At an Oval Office news conference, he described that outcome as the “worst case” scenario, but acknowledged that it “could happen”. Many experts believe that, whoever replaces the assassinated Ayatollah, the tenor of the Iranian regime will change little, if at all.

What did the commentators say?

Iran’s regime is “built to handle shocks” like the Ayatollah’s assassination, said Ali Hashem, of Royal Holloway University of London’s Centre for Islamic and West Asian Studies, on Foreign Policy. The supreme leader sits at the top of “a dense network of institutions”, including the Guardian Council, the Assembly of Experts, the Expediency Council and the Islamic Revolutionary Guard Corps. “When under pressure, its structure is designed to pull together rather than fall apart”. Iran’s constitution even “explicitly anticipates sudden leadership loss”, with a clear process for transfer of authority.

“So far, the coercive and administrative state apparatus” is standing solid and “can be expected to survive this crisis”, said Amin Saikal, a professor of Middle Eastern studies at Australian National University, on The Conversation.

Trump has taken a gamble by claiming he’d be “able to topple a bloodthirsty regime, which is fighting an existential war, without putting troops on the ground”, said historian Justin Vaïsse, founder of the Paris Peace Forum, in Le Monde.
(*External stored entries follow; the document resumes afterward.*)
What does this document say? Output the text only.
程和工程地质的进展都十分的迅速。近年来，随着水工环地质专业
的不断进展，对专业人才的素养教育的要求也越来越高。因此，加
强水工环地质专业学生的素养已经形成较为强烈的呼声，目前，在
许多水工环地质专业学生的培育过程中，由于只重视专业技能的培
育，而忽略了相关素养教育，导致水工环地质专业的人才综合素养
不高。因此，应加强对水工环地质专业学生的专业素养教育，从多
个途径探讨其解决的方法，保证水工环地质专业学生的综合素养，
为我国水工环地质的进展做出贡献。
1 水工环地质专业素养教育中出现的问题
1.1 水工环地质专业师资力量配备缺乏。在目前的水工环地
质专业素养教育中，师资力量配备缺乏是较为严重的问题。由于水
The US president hopes that “simply by providing an external shock to make it fall”, internal opposition forces will “take over and stabilise power”.
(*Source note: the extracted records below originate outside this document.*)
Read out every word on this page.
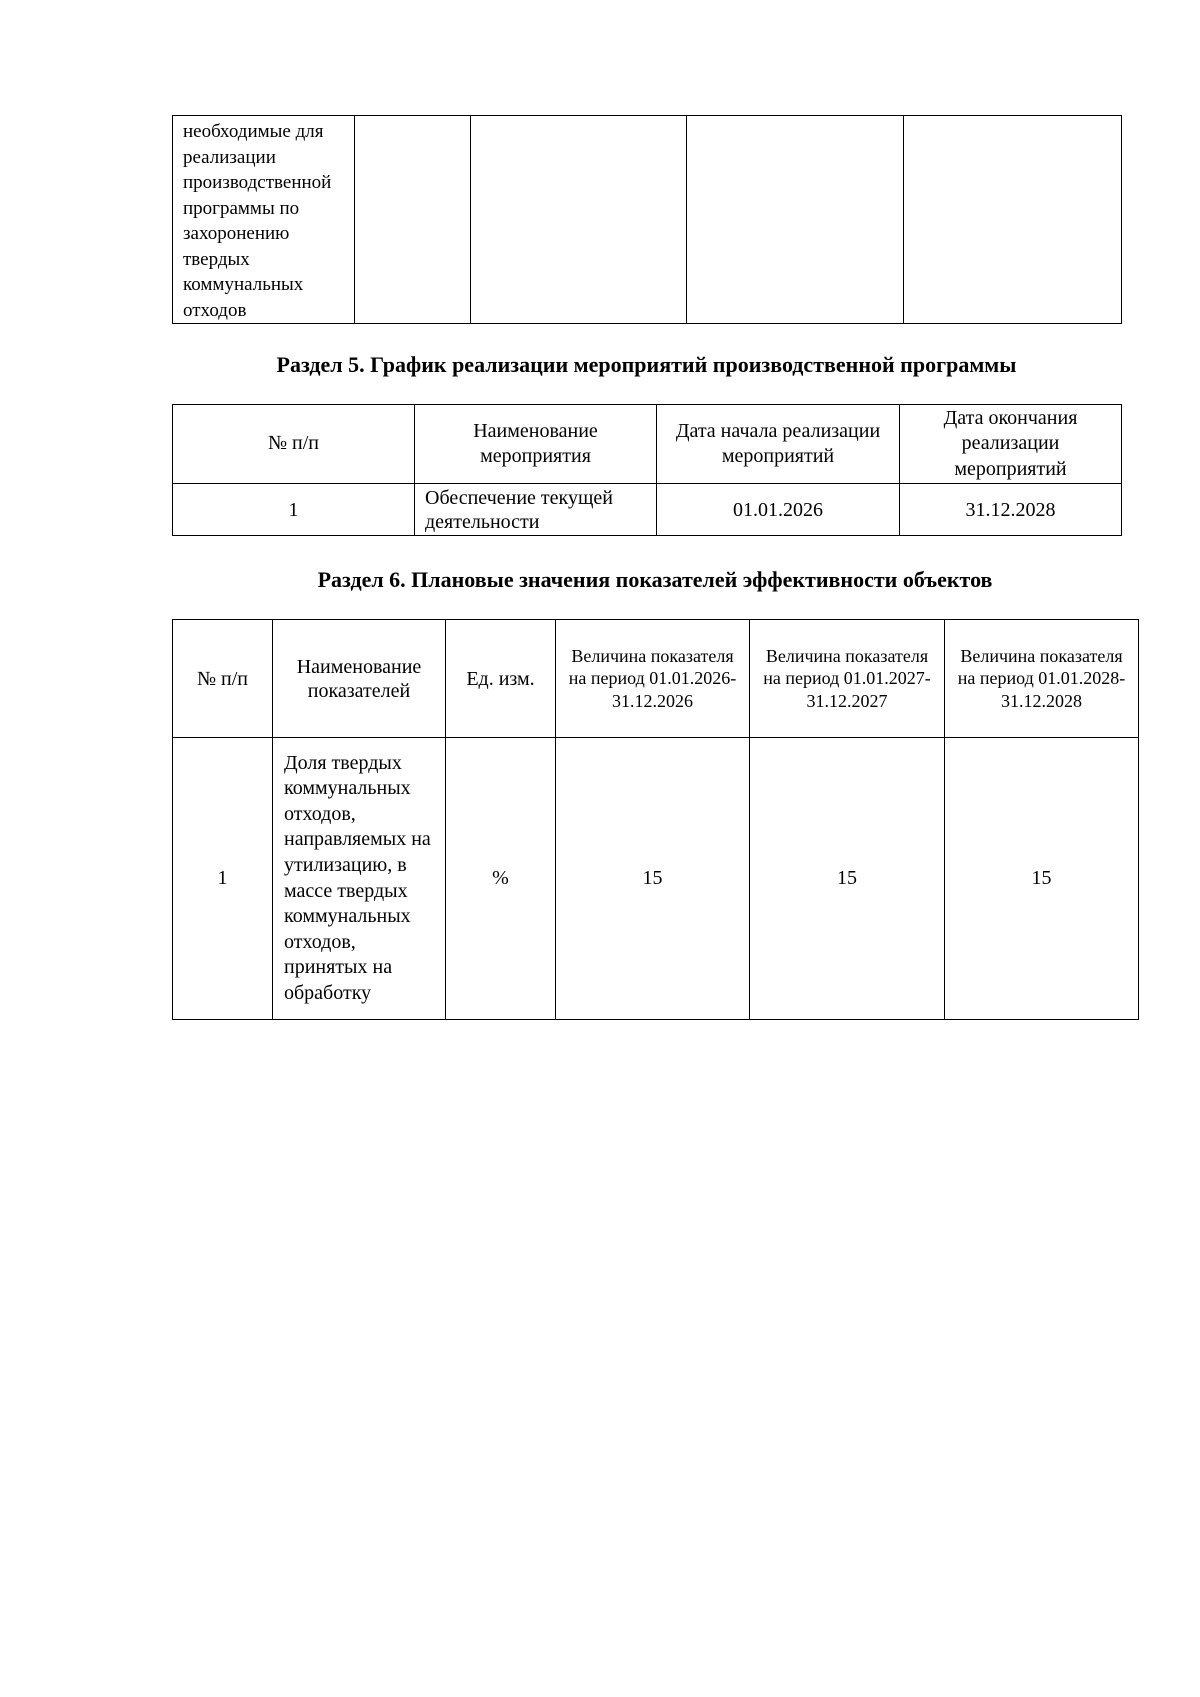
необходимые для реализации производственной программы по захоронению твердых коммунальных отходов				
Раздел 5. График реализации мероприятий производственной программы
№ п/п	Наименование мероприятия	Дата начала реализации мероприятий	Дата окончания реализации мероприятий
1	Обеспечение текущей деятельности	01.01.2026	31.12.2028
Раздел 6. Плановые значения показателей эффективности объектов
№ п/п	Наименование показателей	Ед. изм.	Величина показателя на период 01.01.2026-31.12.2026	Величина показателя на период 01.01.2027-31.12.2027	Величина показателя на период 01.01.2028-31.12.2028
1	Доля твердых коммунальных отходов, направляемых на утилизацию, в массе твердых коммунальных отходов, принятых на обработку	%	15	15	15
But “this scenario would need not just thousands, but hundreds of thousands or millions on the streets” from “a cross section of Iranian society”, Urban Coningham of the Royal United Services Institute told Channel 4 News. The protests would have to happen at a scale that the regime couldn’t suppress, causing “senior government figures to flee, leaving a vacuum of power in the country”.

As for Israel, “there is a question of how invested” it is in “ensuring that regime change in Iran is smooth”, said Simon Speakman Cordall on Al Jazeera. Most of Israel’s leaders privately “regard that as a kind of fairy tale”, former Israeli government adviser Daniel Levy told the broadcaster. They are “more interested in regime, and state, collapse”.

What next?

Mojtaba Khamenei, son of Ali Hosseinei Khamenei, has been widely tipped to be named his father’s successor. He’s “viewed within the regime as a capable and forceful leader”, and “is said to be close to” senior leaders in the Revolutionary Guard, according to a leaked US intelligence briefing quoted in the Daily Mail.
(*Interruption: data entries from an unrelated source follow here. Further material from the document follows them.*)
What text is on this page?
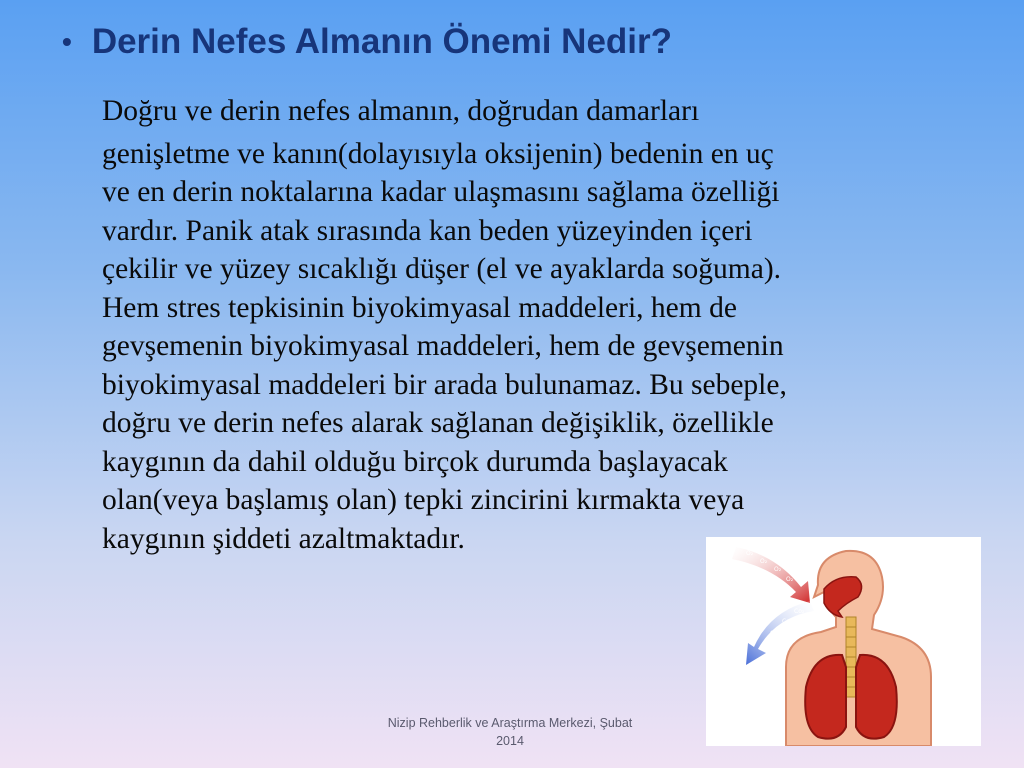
• Derin Nefes Almanın Önemi Nedir?
Doğru ve derin nefes almanın, doğrudan damarları
genişletme ve kanın(dolayısıyla oksijenin) bedenin en uç
ve en derin noktalarına kadar ulaşmasını sağlama özelliği
vardır. Panik atak sırasında kan beden yüzeyinden içeri
çekilir ve yüzey sıcaklığı düşer (el ve ayaklarda soğuma).
Hem stres tepkisinin biyokimyasal maddeleri, hem de
gevşemenin biyokimyasal maddeleri, hem de gevşemenin
biyokimyasal maddeleri bir arada bulunamaz. Bu sebeple,
doğru ve derin nefes alarak sağlanan değişiklik, özellikle
kaygının da dahil olduğu birçok durumda başlayacak
olan(veya başlamış olan) tepki zincirini kırmakta veya
kaygının şiddeti azaltmaktadır.
Nizip Rehberlik ve Araştırma Merkezi, Şubat
2014
O₂
O₂
O₂
O₂
Co₂
Co₂
Co₂
Co₂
Should the regime fall, dissident-in-exile Reza Pahlavi, the oldest son of the country’s shah, has long been staking his claim to have the support of millions of Iranian people. His “pitch to the White House” is “MIGA: Make Iran Great Again”, said Gregory Svirnovskiy on Politico. He’s been telling US broadcasters that, as leader of Iran, he could bring “over a trillion dollars worth of impact and revenue to the American economy”.

As things stand now, Trump will probably “abandon his earlier calls for regime change” and try to strike a “Venezuela-scenario” deal with whomever replaces Khamenei, said Sharan Grewal on Brookings. “If so, then for Iran, all Trump’s attacks will really have done is to accelerate” their aged supreme leader’s “already looming death”.